Well, there are times when I hate when I am right and last week ended up being one of them. I hope you all took my advice and locked your clients as the week went forward.
Depending on which FNMA bond you tracked, the 5.5% or the 6.0%, determined the level of destruction you saw, with the 5.5% losing more than 100bp in the two days. Either way, the "good news" is they both closed above their 25-day Moving Average, a good support layer.

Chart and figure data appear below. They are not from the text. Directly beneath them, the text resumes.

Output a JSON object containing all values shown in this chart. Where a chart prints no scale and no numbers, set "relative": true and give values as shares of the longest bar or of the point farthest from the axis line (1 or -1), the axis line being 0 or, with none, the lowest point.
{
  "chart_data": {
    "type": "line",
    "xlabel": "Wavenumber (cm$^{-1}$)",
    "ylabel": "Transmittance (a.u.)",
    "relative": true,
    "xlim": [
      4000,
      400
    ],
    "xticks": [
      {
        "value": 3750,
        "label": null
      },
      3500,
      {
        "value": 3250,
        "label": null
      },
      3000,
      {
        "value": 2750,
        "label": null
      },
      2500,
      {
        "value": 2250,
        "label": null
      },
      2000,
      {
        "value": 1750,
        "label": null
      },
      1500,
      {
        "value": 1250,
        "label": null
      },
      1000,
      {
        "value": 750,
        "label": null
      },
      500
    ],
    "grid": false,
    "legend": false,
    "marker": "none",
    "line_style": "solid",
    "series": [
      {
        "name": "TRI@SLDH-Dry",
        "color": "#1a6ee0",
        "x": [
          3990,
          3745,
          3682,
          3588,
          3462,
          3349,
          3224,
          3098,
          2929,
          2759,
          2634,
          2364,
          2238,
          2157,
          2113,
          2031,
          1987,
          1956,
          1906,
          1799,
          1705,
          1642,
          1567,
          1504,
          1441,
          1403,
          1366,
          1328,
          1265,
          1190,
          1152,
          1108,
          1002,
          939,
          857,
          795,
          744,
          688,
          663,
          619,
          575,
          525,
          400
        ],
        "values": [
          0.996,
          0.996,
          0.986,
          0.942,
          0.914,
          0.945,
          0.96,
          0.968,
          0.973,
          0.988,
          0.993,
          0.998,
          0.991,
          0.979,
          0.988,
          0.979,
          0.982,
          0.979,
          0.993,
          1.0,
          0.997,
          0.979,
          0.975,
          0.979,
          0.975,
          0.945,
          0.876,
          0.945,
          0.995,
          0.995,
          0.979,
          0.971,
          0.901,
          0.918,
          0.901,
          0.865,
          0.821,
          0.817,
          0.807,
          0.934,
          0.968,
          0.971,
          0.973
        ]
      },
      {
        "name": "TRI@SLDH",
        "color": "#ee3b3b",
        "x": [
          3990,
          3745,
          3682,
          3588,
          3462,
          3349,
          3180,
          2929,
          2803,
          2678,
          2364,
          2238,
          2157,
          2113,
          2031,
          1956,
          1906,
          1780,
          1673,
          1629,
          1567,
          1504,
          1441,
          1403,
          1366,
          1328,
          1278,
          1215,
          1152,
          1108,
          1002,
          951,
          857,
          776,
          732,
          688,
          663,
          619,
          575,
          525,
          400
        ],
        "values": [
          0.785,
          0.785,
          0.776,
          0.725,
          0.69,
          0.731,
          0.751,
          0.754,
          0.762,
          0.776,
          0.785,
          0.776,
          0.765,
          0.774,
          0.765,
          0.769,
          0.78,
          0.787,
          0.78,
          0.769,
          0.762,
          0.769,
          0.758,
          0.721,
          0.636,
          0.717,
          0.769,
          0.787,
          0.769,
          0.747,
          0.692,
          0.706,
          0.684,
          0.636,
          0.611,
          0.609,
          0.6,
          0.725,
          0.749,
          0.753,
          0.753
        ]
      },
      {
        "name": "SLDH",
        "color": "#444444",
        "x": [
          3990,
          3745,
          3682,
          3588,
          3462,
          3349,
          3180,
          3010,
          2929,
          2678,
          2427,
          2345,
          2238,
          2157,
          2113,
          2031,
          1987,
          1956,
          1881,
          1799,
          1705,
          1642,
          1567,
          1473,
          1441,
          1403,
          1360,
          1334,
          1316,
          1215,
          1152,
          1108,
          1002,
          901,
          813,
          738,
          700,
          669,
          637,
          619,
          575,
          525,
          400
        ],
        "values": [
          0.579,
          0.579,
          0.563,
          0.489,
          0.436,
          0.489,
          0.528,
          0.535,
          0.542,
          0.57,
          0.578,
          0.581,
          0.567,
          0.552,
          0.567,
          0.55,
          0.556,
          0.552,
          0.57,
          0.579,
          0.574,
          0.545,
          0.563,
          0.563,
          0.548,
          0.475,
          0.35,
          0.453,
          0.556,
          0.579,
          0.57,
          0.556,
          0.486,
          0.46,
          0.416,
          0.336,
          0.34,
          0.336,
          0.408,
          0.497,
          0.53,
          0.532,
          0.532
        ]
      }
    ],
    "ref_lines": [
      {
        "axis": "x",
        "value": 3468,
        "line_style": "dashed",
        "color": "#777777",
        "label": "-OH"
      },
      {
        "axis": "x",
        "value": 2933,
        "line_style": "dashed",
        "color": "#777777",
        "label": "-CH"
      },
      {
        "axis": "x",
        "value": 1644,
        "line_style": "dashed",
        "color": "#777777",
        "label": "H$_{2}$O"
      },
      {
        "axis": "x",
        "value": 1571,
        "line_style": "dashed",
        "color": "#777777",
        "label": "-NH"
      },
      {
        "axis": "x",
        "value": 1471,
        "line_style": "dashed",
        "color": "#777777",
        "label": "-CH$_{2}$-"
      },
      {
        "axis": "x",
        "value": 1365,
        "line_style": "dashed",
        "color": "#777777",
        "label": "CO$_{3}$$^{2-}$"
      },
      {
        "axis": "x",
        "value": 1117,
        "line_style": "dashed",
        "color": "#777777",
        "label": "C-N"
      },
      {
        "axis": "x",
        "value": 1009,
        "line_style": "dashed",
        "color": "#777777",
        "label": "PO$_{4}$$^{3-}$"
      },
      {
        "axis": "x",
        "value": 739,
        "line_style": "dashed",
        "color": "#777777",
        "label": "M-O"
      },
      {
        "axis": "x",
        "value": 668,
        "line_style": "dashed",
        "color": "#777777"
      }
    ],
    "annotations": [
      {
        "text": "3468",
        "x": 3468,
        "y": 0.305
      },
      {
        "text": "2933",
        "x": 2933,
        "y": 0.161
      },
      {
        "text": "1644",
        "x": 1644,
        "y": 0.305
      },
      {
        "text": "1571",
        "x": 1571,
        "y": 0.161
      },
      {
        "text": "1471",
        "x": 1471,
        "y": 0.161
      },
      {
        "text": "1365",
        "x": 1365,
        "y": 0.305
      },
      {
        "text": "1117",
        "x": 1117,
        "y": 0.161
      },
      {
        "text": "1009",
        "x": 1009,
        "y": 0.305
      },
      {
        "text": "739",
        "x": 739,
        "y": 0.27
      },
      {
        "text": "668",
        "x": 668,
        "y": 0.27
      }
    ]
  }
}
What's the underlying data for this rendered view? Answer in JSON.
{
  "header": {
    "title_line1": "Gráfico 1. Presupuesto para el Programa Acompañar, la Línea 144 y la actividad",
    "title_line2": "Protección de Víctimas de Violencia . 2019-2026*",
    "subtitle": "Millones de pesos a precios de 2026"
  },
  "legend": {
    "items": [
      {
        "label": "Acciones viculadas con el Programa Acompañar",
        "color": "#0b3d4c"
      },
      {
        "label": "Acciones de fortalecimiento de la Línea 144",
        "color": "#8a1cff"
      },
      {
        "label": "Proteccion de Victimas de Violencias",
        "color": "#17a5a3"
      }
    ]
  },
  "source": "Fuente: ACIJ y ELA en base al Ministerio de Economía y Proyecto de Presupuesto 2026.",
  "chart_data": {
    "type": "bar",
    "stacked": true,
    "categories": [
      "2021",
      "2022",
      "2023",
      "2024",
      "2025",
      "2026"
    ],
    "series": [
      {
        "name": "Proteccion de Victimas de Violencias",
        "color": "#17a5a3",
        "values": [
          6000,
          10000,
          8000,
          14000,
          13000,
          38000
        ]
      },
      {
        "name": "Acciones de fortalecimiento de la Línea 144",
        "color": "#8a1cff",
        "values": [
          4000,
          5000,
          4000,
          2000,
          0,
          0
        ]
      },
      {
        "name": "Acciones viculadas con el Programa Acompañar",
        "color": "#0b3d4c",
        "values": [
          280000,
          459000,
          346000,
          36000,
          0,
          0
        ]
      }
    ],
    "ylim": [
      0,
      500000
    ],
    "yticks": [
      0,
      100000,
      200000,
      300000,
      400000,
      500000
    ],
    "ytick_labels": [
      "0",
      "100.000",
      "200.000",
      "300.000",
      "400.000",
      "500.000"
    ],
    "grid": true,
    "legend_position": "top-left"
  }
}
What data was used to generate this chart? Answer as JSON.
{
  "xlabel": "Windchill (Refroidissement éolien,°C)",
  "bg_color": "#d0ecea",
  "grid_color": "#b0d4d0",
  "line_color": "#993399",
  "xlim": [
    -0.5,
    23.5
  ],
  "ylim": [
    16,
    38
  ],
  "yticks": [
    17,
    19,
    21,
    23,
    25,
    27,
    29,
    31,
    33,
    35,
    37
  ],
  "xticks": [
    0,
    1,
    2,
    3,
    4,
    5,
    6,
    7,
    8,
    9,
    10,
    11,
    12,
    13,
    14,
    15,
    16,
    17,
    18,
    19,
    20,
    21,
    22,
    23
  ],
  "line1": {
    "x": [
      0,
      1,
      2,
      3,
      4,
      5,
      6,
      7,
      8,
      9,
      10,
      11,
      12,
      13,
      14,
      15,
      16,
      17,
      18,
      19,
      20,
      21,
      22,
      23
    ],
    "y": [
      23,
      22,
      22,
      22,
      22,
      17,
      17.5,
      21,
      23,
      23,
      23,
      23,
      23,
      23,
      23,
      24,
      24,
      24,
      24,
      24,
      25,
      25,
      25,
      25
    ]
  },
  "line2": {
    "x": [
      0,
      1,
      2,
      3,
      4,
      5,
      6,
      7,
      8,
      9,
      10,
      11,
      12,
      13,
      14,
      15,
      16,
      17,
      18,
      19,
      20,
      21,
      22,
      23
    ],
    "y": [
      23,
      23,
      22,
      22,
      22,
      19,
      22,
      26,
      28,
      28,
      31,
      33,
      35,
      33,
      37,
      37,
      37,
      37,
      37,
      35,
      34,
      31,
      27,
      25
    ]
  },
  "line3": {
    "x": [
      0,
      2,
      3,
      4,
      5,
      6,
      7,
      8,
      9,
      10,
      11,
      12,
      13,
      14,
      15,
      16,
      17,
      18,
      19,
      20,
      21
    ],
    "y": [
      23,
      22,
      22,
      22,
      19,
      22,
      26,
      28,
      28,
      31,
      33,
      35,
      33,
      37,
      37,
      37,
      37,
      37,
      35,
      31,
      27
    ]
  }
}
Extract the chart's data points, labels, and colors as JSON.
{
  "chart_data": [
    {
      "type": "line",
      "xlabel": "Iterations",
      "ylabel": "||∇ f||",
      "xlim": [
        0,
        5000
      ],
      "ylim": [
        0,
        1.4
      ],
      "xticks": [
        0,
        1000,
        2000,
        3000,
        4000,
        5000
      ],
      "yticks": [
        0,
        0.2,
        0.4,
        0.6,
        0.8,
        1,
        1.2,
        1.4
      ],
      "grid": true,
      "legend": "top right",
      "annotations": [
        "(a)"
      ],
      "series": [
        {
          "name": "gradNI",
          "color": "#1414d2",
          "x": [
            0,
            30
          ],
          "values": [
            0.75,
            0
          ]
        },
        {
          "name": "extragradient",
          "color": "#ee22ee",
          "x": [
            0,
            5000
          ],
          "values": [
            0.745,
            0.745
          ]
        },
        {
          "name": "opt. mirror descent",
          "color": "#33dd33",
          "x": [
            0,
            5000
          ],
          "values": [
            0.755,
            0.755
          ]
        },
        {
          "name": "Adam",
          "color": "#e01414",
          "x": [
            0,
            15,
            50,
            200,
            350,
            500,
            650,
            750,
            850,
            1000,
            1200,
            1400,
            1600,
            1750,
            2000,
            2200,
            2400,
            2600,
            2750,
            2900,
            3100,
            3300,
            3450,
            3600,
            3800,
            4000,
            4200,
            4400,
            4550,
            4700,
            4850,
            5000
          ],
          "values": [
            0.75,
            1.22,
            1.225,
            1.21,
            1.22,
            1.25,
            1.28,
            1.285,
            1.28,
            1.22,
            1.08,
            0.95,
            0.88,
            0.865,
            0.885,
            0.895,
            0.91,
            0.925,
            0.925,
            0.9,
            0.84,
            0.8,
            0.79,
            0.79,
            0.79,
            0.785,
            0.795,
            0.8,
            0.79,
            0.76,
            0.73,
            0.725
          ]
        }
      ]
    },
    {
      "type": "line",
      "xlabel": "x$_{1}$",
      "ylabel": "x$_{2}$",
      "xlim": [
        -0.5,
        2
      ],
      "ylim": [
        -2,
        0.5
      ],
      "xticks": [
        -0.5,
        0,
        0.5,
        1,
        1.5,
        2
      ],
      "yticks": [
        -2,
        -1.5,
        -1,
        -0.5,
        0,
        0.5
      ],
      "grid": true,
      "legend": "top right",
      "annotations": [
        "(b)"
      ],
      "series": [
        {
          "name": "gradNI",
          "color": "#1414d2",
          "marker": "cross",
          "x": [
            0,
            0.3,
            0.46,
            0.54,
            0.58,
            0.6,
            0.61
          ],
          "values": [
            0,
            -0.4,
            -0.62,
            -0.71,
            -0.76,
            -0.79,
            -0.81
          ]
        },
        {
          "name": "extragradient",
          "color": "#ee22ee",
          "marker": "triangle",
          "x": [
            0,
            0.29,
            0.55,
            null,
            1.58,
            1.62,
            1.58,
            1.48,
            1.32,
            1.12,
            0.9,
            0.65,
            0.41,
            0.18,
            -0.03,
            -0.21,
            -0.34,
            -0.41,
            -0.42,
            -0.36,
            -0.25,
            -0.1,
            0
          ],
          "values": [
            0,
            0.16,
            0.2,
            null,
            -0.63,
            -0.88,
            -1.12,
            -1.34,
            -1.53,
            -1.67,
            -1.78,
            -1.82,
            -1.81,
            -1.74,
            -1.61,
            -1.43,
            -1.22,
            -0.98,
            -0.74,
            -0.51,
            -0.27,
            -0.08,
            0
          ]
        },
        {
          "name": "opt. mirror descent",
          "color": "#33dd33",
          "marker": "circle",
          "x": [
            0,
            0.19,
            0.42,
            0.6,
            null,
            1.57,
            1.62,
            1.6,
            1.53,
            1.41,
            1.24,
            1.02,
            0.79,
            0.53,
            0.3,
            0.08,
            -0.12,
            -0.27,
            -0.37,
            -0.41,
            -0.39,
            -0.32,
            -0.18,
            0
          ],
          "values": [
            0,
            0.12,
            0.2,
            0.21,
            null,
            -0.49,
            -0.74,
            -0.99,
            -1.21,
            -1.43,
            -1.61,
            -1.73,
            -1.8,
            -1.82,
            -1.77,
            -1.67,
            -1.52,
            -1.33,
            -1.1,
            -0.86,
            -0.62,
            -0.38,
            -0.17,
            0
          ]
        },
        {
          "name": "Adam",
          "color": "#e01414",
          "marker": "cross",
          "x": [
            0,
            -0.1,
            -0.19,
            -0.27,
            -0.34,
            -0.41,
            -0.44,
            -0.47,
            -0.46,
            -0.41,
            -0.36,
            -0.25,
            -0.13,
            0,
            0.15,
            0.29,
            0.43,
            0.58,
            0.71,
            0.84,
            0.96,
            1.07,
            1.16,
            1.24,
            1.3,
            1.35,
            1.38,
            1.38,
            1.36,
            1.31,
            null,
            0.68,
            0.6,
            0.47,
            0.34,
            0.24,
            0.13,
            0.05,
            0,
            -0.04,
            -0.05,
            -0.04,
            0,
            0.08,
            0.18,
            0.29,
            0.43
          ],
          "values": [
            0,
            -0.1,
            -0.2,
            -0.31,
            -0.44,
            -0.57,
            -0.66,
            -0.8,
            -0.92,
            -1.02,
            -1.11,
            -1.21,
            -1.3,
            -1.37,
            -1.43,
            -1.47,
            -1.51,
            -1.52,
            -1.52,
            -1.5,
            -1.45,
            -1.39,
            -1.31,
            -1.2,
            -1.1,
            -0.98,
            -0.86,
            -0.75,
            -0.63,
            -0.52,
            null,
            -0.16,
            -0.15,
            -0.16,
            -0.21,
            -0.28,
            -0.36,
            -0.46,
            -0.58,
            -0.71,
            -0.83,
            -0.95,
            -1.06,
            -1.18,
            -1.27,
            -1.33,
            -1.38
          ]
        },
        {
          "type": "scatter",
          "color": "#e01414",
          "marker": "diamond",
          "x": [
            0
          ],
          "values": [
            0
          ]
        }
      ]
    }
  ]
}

Bonds will continue to be attacked this week, starting with tomorrow’s FOMC Meeting and the release of the Fed rate decision. Mortgage rates tend to move in the opposite direction as the Fed’s decision, so the question will be, will the movement last week be an expected correction, or will the trend be broken?
Here are the economic happenings this week:
- Tuesday: FOMC Meeting (2:15)
- Wednesday: Balance of Trade (08:30)
- Thursday: Initial Jobless Claims (8:30), Producer Price Index (PPI) {and Core PPI} (8:30), Retail Sales and Retail Sales ex-Auto (8:30)
- Friday: Consumer Price Index (CPI) {and Core CPI} (8:30), Capacity Utilization (9:15), Industrial Production (9:15)
As you can see, the "main event" will be tomorrow’s Fed rate decision, but the end of the week will be testing bonds again. I plan to keep locking clients this week, unless something interesting arises.
Just an update – after I posted, bonds broke below their 25-day MA, so the trend may very well be broken.
Robert, you see your advice was heeded. Great job keeping us informed!